Este óleo de las maletas vio la luz en 2001... Justo el año en el que yo caminaba por Roma libre y feliz como nunca antes lo había sido. Recuerdo mañanas extraordinarias de excursiones en soledad... Recuerdo mis paseos por Villa Borghese... y aquellas escapadas al mar... y el saludo de la Historia en Ostia Antica o Villa Adriana, y el descubrimiento de pueblecitos encantadores cercanos como Isola Farnese, o ya en la sierra, enclaves con sabor a tiempo detenido, como Bracciano y su lago de plata y azul. ...Hoy estoy segura de que cada paso que he dado formaba parte de mi camino hacia él.
Mi querido Luca: Madrid no es Roma, pero tiene su interés, y tú lo advertirás mejor que muchos madrileños, de la misma manera que yo conozco Roma y sus alrededores mejor que muchos romanos.
Pasea y respira lo mejor de nuestra ciudad; apártate de aquello que no te va, conócelo sólo desde la distancia... Y procura comprender el alma de los madrileños, para quienes la vida no es fácil, en general, pero que aciertan a abrirse hueco en sus agendas y entre el tráfico para pescar, de cuando en cuando, inolvidables atardeceres, esos que han grabado nuestros pintores a lo largo de los siglos.
Conoce nuestro cielo desde aquellos lugares altos que lo abrazan y en los que podrás gozar de paz, y respirar la brisa que sopla desde la sierra, y que muchas veces es más fuerte que la contaminación.
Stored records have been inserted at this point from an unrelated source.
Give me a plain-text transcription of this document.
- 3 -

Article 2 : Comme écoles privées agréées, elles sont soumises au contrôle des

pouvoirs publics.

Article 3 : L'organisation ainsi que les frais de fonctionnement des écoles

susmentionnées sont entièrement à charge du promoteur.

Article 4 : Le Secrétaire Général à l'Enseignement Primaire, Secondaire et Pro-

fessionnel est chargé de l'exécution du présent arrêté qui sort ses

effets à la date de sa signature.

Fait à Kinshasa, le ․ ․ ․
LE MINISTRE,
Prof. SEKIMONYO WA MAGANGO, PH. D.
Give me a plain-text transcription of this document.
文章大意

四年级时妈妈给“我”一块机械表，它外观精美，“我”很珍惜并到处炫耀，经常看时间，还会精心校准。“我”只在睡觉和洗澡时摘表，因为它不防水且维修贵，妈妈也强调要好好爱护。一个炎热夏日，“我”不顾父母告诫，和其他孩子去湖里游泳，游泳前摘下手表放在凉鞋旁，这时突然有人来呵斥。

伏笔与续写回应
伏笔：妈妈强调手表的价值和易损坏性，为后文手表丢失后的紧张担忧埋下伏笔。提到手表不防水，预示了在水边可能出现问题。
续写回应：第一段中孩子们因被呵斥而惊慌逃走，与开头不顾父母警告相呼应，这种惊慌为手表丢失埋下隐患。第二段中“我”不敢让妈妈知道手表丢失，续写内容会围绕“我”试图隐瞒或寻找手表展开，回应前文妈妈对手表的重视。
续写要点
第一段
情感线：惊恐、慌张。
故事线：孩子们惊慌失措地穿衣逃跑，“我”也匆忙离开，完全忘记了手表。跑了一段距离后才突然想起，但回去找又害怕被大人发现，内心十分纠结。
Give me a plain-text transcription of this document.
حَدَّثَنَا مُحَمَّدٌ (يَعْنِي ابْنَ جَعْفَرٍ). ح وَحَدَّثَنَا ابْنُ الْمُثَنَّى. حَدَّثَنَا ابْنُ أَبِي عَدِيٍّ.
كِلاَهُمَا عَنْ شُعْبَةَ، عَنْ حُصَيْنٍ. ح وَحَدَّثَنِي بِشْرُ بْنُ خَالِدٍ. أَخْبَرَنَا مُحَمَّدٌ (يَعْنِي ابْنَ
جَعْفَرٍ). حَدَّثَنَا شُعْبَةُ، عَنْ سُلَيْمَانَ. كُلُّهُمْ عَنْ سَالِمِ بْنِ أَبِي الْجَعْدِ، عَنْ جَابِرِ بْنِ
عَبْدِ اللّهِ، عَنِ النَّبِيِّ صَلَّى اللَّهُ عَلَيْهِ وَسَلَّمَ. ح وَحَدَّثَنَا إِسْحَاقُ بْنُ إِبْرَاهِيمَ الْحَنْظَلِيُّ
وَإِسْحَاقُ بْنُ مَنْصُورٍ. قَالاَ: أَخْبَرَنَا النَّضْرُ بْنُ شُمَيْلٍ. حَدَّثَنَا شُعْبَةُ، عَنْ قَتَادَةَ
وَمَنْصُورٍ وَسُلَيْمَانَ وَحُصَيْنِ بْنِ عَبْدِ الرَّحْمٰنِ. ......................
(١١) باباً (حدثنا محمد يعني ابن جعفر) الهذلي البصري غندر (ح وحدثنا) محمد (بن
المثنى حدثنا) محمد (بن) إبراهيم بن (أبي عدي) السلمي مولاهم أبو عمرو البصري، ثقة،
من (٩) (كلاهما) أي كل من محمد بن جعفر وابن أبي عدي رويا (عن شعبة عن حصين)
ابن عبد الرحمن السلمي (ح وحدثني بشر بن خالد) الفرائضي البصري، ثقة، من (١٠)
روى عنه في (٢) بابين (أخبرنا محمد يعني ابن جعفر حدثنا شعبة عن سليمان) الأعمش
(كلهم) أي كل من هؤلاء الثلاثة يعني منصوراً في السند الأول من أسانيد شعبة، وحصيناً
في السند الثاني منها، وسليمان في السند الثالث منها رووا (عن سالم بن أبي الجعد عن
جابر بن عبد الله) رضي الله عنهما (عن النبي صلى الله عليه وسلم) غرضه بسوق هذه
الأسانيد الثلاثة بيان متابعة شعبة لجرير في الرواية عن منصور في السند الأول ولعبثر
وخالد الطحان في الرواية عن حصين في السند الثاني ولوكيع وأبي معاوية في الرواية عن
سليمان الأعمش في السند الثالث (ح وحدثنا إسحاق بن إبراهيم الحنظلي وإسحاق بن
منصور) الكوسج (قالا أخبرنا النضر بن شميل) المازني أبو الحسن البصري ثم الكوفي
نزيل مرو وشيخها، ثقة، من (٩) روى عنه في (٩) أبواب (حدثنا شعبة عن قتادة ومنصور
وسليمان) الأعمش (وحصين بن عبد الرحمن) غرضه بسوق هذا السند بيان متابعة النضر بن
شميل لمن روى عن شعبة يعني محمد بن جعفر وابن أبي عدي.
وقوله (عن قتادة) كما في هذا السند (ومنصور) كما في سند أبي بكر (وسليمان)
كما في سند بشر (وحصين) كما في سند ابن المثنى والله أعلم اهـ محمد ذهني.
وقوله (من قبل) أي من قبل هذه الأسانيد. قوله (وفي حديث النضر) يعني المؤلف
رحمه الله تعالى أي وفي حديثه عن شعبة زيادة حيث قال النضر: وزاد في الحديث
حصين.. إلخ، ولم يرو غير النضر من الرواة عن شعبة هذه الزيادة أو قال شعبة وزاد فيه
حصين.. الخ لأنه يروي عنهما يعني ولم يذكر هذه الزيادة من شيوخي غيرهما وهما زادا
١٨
Pasea en torno a la antigua Almudaina, el origen de nuestra ciudad, nuestro propio origen. Goza del atardecer y de los desniveles que han tratado de proteger Madrid de una y mil batallas, desde San Francisco el Grande hasta el Templo de Debod. Madrid es una ciudad abierta, acogedora y llena de sorpresas. Madrid no es 'eso que dicen' de ella, sino que será para ti eso que quieras tú. Yo sólo te he dado algunas ideas...
Buen viaje, Luca... No pasa nada si olvidas meter alguna cosa en la maleta... Basta que recuerdes llevar contigo lo más importante: LA DULCE EMOCIÓN DEL BUEN VIAJERO...
...Yo también la he sentido, una vez más... al comprar mi billete para ir a buscarte a Barcelona... :)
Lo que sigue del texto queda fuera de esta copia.